-->
Suku Bajo kerap dicap sebagai perusak ekosistem terumbu karang. Di daerah pesisir yang didiami oleh Suku Bajo, pemboman ikan yang sering...
Suku Bajo: Merawat Laut Menolak Stigma Negatif

Suku Bajo: Merawat Laut Menolak Stigma Negatif



Suku Bajo kerap dicap sebagai perusak ekosistem terumbu karang. Di daerah pesisir yang didiami oleh Suku Bajo, pemboman ikan yang sering terjadi diasosiasikan kepada orang-orang Bajo.



Di beberapa tempat, memang beberapa warga Suku Bajo ada yang ditangkap sebagai pelaku pengeboman ikan di beberapa perairan, tetapi mereka hanyalah sedikit warga Suku Bajo yang terpengaruh oleh nelayan luar, yang seringkali memasuki perairan yang didiami Suku Bajo. Para nelayan luar itu biasa menangkap ikan dengan cara instan,  menggunakan pukat harimau, potasium dan bom, lazimnya pendatang mereka biasanya merekrut beberapa nelayan lokal, untuk alasan keamanan dan penunjuk arah. Beberapa warga, akhirnya ada yang tergiur.

Benarkah, Suku Bajo Pengebom Ikan?

Zaman dahulu kala, orang-orang Suku Bajo terbiasa hidup di atas perahunya atau sering disebut nomaden. Namun, saat ini banyak orang Bajo membangun rumah di atas laut dangkal sebagai tempat tinggal.

Bukan hanya di Indonesia, Suku Bajo telah tersebar di lautan Malaysia, Filipina, dan Thailand. Di Indonesia, mereka tersebar di Kalimantan Timur, Kalimantan Selatan, Sulawesi Selatan, Sulawesi Tenggara, Nusa Tenggara Barat, Nusa Tenggara Timur, Jawa Timur, dan wilayah Indonesia bagian timur lainnya. Sejarah mengatakan, suku ini berasal dari Kepulauan Sulu di Filipina Selatan yang hidup di lautan lepas, hingga membawa mereka masuk ke negara tercinta ini, Tanah Air Indonesia.

Suku ini memiliki berbagai sebutan, seperti Bajo, Bajau, Badjaw, Sama, atau Same. Suku yang belum diketahui secara pasti asalnya ini terkenal dengan keahliannya menyelam dalamnya lautan hingga 70 meter dalamnya, hanya dengan sekali tarikan napas. Mereka sama sekali tidak memerlukan baju khusus dan alat bantu pernapasan. Yang mereka pakai hanyalah kaca mata renang yang terbuat dari kayu untuk mencegah air masuk ke mata. Sungguh sederhana, tapi fungsional.

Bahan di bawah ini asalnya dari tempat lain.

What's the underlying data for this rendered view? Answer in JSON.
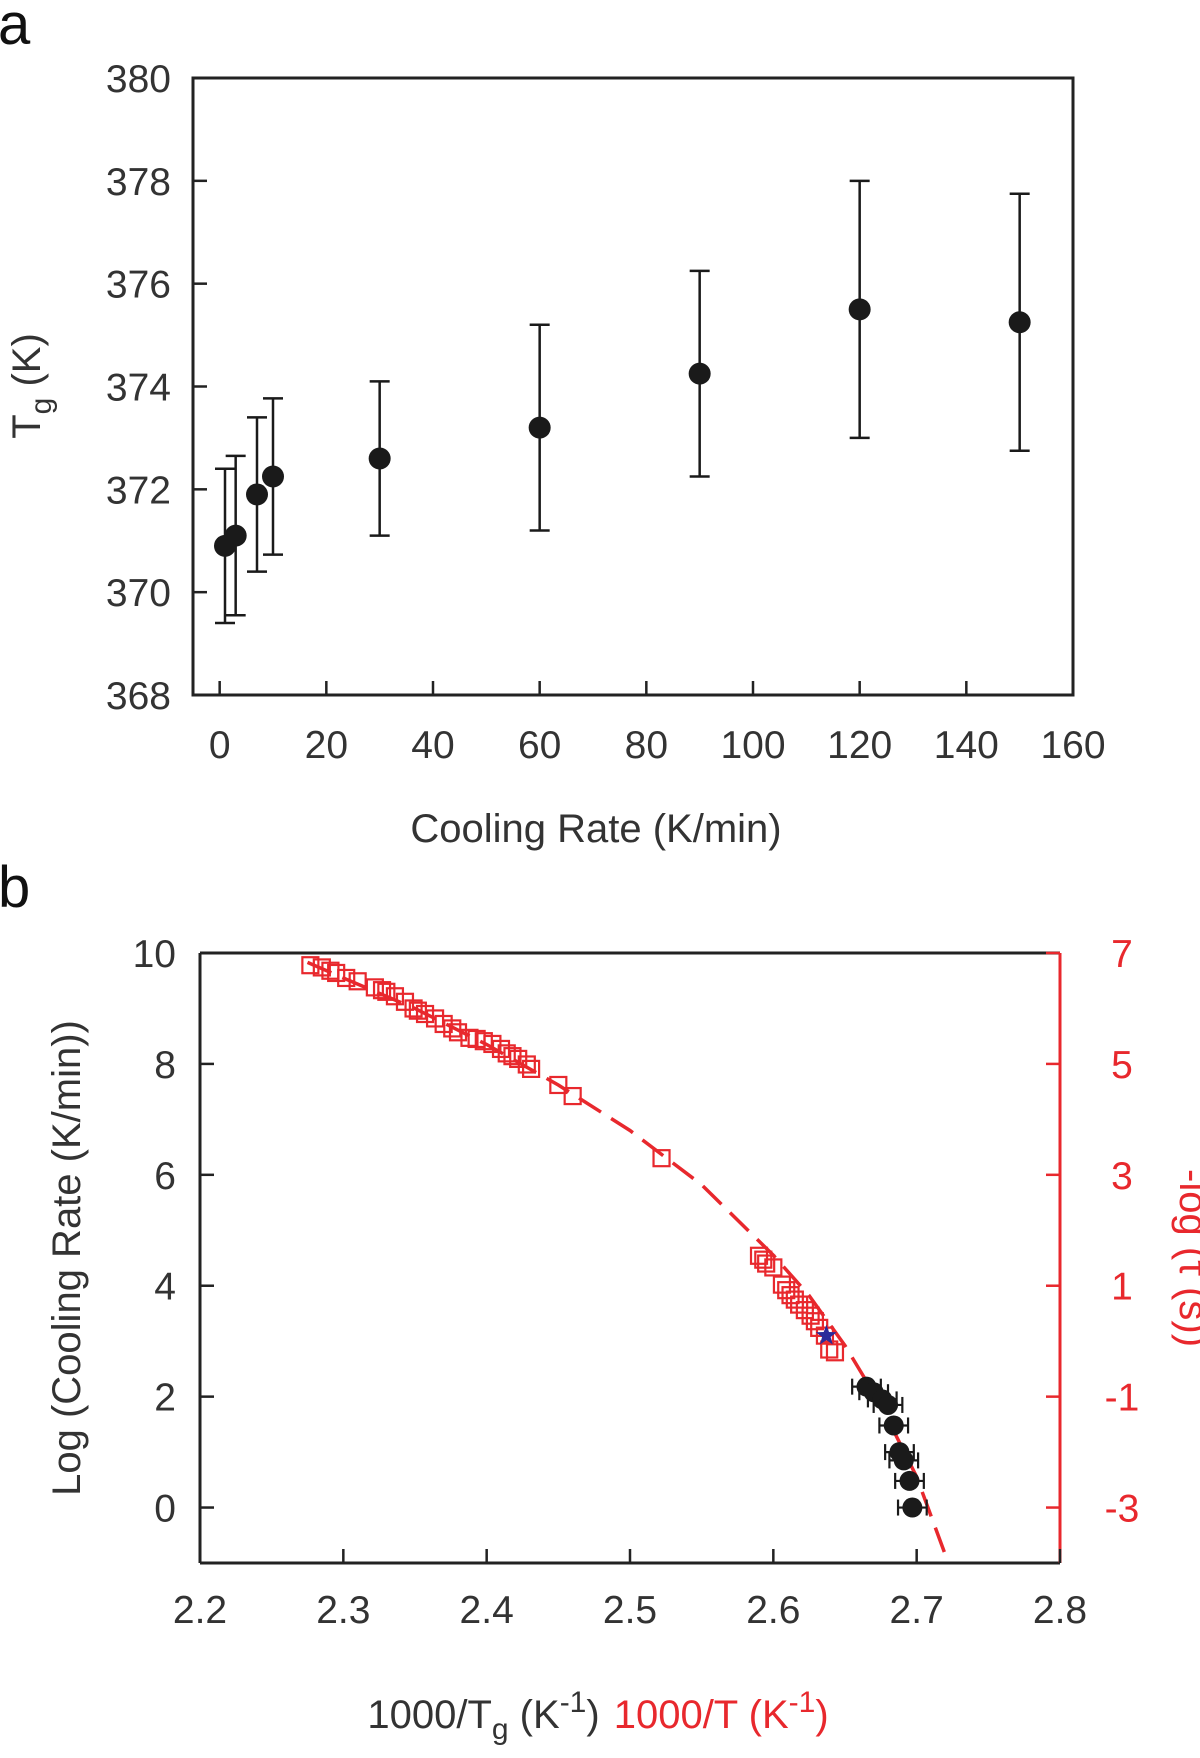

Kehebatan Suku Bajo dalam mengarungi laut membuat banyak ilmuwan dunia tertarik untuk membuat penelitian. Salah satunya, yaitu sekelompok ilmuwan dari University of Copenhagen dan University of California di Berkeley yang mencoba menguak misteri asal usul kehebatan Suku Bajo yang bermukim di Indonesia.

Hasil penelitian itu menyebutkan, limpa orang-orang Suku Bajo ternyata lebih besar 50% dibanding manusia biasa pada umumnya. Alhasil, produksi oksigen di dalam darah orang Bajo akan lebih banyak karena besarnya ukuran limpa tersebut. Para peneliti juga menyebutkan, keahlian orang Bajo merupakan bentuk dari terjadinya mutasi gen akibat seleksi alam. Hampir seluruh orang Bajo diketahui terlahir dengan perbedaan gen tersebut.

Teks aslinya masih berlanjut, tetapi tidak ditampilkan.